Japanese Prime Minister Fumio Kishida, from his official residence, denounced the launch as an “outrageous act that escalates provocations against the international community.”
The ICBM’s top altitude was similar to—though shy of—North Korea’s last test of its farthest-flying “monster missile.” The November 18 test of the Hwasong-17 missile had reached a top altitude of 6,000 kilometers and traveled a distance of 1,000 kilometers.
This time, the nuclear-armed state’s weapon flew as high as 5,700 kilometers and traversed 900 kilometers, Tokyo said, adding it still had the capacity to reach the continental United States given a normalized trajectory of 14,000 kilometers.
Japan’s chief cabinet secretary, Hirokazu Matsuno, also raised concerns that Pyongyang could continue its provocative actions, including resuming nuclear tests.
Following an emergency meeting, South Korea’s National Security Council on Saturday evening condemned the long-range ballistic missile launch as a “grave violation of U.N. Security Council resolutions” in a statement.
It also criticized Pyongyang’s “clinging” to large-scale military parades and nuclear and missile development at the cost of starvation for its people. Seoul underlined all North Korea stands to gain from such provocations are rigorous economic sanctions by the international community.
According to Seoul’s military, the long-range ballistic missile was launched from the Sunan area near the capital, Pyongyang, at 5:22 p.m. local time.
Saturday’s missile launch follows a warning by North Korea’s Foreign Ministry issued Friday that U.S.-planned actions, including what it claimed were 20 joint military exercises with South Korea this year, would again plunge the Korean Peninsula “into the grave vortex of escalating tension.”
In its statement posted on state-run media Korean Central News Agency, it also blasted Washington for “coercively convoking” a United Nations Security Council meeting “to take issue with [North Korea’s] right to self-defense.”
The Security Council had convened a closed-door meeting in New York on Thursday afternoon to discuss North Korea and nonproliferation, according to its website.

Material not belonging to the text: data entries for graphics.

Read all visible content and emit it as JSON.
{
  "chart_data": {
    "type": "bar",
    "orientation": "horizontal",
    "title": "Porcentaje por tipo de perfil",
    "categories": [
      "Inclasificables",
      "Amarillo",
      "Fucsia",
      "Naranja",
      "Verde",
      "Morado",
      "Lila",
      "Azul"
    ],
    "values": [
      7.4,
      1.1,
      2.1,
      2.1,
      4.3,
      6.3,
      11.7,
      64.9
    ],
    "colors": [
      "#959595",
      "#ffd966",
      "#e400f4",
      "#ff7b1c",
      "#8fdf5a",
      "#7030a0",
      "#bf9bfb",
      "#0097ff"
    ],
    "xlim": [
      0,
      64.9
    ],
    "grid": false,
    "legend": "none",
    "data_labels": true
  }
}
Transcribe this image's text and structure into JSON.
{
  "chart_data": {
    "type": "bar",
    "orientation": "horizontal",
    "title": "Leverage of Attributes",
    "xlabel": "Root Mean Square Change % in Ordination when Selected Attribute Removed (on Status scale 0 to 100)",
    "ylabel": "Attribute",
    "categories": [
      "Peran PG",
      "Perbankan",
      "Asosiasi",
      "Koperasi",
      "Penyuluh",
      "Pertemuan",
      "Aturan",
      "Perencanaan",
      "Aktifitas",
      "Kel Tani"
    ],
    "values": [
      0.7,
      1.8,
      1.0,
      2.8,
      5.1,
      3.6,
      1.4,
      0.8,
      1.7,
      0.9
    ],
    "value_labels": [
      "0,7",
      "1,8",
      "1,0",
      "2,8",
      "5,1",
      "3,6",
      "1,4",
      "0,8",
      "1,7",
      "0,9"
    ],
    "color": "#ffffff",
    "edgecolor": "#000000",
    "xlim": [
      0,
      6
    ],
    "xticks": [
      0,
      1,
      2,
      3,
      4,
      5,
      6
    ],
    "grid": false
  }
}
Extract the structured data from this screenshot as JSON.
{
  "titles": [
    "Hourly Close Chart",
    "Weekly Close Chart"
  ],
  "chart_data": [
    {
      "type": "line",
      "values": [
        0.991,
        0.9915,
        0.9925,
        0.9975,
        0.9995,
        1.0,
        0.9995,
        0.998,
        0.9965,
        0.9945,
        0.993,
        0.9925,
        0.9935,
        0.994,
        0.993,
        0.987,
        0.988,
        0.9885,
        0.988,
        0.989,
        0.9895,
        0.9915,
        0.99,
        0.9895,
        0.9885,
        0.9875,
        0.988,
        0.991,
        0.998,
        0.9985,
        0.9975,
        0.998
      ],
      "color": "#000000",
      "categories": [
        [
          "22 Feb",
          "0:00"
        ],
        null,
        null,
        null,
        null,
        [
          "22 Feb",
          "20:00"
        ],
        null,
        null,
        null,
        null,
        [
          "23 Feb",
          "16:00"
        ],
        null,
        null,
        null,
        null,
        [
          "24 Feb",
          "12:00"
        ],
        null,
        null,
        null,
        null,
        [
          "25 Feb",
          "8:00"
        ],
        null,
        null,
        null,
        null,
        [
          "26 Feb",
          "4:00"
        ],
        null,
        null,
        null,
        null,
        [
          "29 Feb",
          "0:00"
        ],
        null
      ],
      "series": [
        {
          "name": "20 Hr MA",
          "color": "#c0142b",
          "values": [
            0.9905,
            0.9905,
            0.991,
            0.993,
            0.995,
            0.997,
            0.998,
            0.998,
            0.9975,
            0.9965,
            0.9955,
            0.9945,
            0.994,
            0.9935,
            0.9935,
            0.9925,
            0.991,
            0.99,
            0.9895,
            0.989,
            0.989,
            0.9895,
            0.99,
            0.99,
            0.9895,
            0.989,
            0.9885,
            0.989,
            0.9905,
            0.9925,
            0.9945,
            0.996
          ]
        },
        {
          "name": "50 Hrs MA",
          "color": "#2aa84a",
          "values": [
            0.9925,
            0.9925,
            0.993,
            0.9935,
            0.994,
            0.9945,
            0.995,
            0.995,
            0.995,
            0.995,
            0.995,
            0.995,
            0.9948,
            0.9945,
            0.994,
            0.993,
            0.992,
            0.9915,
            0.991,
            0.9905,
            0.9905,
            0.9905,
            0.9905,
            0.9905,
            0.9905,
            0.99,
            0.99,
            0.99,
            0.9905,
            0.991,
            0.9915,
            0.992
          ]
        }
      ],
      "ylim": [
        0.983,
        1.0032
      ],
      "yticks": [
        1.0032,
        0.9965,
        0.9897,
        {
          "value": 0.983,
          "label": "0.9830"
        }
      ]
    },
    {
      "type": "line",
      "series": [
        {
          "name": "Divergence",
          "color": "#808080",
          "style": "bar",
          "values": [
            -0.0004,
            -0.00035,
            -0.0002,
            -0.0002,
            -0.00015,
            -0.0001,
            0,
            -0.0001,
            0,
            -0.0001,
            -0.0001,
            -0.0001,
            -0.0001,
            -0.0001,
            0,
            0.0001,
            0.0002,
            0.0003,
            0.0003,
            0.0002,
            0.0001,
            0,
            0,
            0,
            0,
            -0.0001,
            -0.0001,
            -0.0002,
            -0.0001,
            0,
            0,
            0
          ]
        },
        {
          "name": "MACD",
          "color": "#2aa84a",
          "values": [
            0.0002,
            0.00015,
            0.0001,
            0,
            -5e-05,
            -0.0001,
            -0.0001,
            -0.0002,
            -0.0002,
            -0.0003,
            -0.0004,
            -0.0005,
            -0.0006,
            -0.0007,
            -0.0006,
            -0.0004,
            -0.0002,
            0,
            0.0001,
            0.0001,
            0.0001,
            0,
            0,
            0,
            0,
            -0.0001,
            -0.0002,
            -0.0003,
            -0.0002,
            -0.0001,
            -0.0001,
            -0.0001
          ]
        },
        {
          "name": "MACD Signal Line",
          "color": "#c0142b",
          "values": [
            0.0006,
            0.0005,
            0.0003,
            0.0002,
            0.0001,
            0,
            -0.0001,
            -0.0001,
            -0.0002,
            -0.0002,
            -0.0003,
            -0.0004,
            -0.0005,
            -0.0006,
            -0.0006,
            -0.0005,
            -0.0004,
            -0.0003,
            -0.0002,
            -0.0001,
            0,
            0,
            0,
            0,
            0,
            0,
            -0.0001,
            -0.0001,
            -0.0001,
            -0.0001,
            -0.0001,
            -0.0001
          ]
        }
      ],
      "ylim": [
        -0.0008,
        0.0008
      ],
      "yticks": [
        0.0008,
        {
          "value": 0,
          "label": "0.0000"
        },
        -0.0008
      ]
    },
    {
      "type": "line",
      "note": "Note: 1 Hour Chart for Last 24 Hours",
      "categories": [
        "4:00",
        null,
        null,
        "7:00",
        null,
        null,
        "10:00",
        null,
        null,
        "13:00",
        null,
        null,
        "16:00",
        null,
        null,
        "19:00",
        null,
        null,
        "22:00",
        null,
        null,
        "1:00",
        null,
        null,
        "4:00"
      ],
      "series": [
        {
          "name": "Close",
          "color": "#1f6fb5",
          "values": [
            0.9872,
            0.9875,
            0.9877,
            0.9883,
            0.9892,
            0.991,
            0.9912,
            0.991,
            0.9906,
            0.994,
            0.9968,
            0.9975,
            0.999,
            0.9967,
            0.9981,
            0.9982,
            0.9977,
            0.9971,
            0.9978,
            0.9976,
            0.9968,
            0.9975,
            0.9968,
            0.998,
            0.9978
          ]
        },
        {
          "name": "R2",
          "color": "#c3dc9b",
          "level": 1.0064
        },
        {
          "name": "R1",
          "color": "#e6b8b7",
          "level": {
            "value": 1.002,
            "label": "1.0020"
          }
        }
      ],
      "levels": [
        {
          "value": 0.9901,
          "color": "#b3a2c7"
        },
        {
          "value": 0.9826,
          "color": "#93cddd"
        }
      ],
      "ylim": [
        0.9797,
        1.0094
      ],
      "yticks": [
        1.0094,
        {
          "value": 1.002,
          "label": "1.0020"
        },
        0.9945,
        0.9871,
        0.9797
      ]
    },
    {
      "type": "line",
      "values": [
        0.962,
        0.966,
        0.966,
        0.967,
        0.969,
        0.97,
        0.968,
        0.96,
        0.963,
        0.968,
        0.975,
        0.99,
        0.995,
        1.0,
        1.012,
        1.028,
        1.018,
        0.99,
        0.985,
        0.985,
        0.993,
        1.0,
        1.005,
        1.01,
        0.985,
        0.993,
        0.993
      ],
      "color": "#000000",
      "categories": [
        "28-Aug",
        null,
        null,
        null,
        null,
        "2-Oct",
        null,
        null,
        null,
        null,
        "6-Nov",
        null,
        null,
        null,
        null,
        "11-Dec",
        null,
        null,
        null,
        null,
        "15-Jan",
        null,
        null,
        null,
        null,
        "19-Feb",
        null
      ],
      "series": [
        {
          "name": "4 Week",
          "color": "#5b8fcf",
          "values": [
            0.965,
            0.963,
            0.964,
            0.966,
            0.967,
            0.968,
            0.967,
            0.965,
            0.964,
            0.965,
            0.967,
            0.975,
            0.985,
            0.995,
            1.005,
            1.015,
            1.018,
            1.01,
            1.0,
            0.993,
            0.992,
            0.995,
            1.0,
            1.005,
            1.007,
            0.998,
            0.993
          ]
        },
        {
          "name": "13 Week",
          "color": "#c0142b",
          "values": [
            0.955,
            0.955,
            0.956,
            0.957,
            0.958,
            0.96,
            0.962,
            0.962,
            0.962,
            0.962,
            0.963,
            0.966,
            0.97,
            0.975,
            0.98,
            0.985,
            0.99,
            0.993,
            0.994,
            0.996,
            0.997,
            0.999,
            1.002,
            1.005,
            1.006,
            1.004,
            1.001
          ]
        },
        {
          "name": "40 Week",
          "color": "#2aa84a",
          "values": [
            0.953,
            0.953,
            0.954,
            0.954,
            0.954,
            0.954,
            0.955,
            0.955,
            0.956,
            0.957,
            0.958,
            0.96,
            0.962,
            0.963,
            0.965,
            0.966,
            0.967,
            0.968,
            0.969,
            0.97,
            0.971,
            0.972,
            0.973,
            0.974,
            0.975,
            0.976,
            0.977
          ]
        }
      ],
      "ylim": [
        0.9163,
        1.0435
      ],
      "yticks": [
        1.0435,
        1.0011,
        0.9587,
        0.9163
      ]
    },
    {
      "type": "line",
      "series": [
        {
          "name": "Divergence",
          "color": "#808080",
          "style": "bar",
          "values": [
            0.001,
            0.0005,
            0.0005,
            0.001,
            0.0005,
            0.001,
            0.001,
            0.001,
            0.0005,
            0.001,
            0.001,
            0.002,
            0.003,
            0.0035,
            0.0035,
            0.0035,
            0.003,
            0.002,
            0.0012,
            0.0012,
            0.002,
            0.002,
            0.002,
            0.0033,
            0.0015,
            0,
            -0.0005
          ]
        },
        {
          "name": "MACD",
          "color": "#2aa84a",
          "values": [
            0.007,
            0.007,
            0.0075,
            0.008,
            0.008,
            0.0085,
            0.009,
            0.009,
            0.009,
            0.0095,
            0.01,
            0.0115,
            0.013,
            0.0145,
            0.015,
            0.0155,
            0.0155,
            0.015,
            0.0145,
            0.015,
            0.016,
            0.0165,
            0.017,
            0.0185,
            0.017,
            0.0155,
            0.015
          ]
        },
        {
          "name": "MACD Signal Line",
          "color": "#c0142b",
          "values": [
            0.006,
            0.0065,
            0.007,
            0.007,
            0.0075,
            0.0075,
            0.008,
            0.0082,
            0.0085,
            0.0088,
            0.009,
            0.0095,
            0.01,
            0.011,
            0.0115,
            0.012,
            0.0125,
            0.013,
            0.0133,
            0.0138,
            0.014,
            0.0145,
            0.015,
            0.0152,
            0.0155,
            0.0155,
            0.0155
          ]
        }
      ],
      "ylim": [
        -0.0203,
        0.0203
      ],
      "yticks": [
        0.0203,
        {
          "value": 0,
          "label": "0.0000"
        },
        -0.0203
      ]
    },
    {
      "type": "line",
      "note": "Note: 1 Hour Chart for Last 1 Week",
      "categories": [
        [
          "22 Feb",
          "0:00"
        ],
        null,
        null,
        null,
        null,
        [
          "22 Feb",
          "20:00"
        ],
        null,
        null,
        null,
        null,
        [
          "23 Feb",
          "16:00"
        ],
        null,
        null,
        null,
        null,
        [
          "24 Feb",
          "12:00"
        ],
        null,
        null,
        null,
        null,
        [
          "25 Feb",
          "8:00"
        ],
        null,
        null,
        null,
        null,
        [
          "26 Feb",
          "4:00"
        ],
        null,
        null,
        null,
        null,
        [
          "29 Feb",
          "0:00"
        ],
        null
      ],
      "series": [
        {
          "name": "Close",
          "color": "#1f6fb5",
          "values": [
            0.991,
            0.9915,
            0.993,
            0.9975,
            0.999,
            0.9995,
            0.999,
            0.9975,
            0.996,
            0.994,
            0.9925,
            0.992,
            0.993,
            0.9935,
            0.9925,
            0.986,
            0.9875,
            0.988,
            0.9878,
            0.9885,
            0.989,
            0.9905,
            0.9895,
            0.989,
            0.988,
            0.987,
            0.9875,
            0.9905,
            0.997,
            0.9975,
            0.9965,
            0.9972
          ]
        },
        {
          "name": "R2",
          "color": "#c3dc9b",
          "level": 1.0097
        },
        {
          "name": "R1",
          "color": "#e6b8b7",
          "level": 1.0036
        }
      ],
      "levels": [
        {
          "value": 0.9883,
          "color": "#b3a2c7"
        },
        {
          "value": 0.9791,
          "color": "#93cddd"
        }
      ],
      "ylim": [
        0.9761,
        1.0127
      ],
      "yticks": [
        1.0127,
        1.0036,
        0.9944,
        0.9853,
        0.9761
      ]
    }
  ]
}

Though little is known of the content of that meeting, U.S. Ambassador Linda Thomas-Greenfield tweeted that a “candid discussion” was conducted on North Korea’s “unlawful WMD [weapons of mass destruction] and ballistic missile advancements. The council cannot stay silent in the face of the growing threat,” she added.
Among those briefing meeting participants was International Atomic Energy Agency Director General Rafael Grossi. He tweeted Thursday, “The DPRK’s nuclear activities continue to be a cause for serious concern… @IAEAorg continues to maintain its enhanced readiness to play its essential role in verifying North Korea’s nuclear programme.”
DPRK is the acronym for North Korea’s official name, the Democratic People’s Republic of Korea.
Joint military exercises
The United States and South Korea are set to engage in a “tabletop” exercise at the Pentagon on Wednesday, which will feature military leaders talking through a coordinated response to a hypothetical North Korean nuclear attack on the Korean Peninsula.
This year’s combined springtime exercises named Freedom Shield is also set to take place next month for 11 days, according to Seoul, under “realistic” nuclear threat scenarios, while drawing lessons from Russia’s ongoing invasion of Ukraine.
North Korea has in recent months expressed pointed threats against South Korea, even as it codified situations where a preemptive nuclear strike would be allowable, during a meeting of its rubber-stamp parliament last September.
On February 8, Pyongyang showcased a new type of ICBM during an elaborate military parade, which several analysts assessed to be a mock-up of a missile that will run on a solid-fueled engine, in a projected shift away from North Korea’s liquid-fueled missile stockpile.
It remains to be seen, however, whether Saturday’s long-range ballistic missile is a new version or a previously tested ICBM.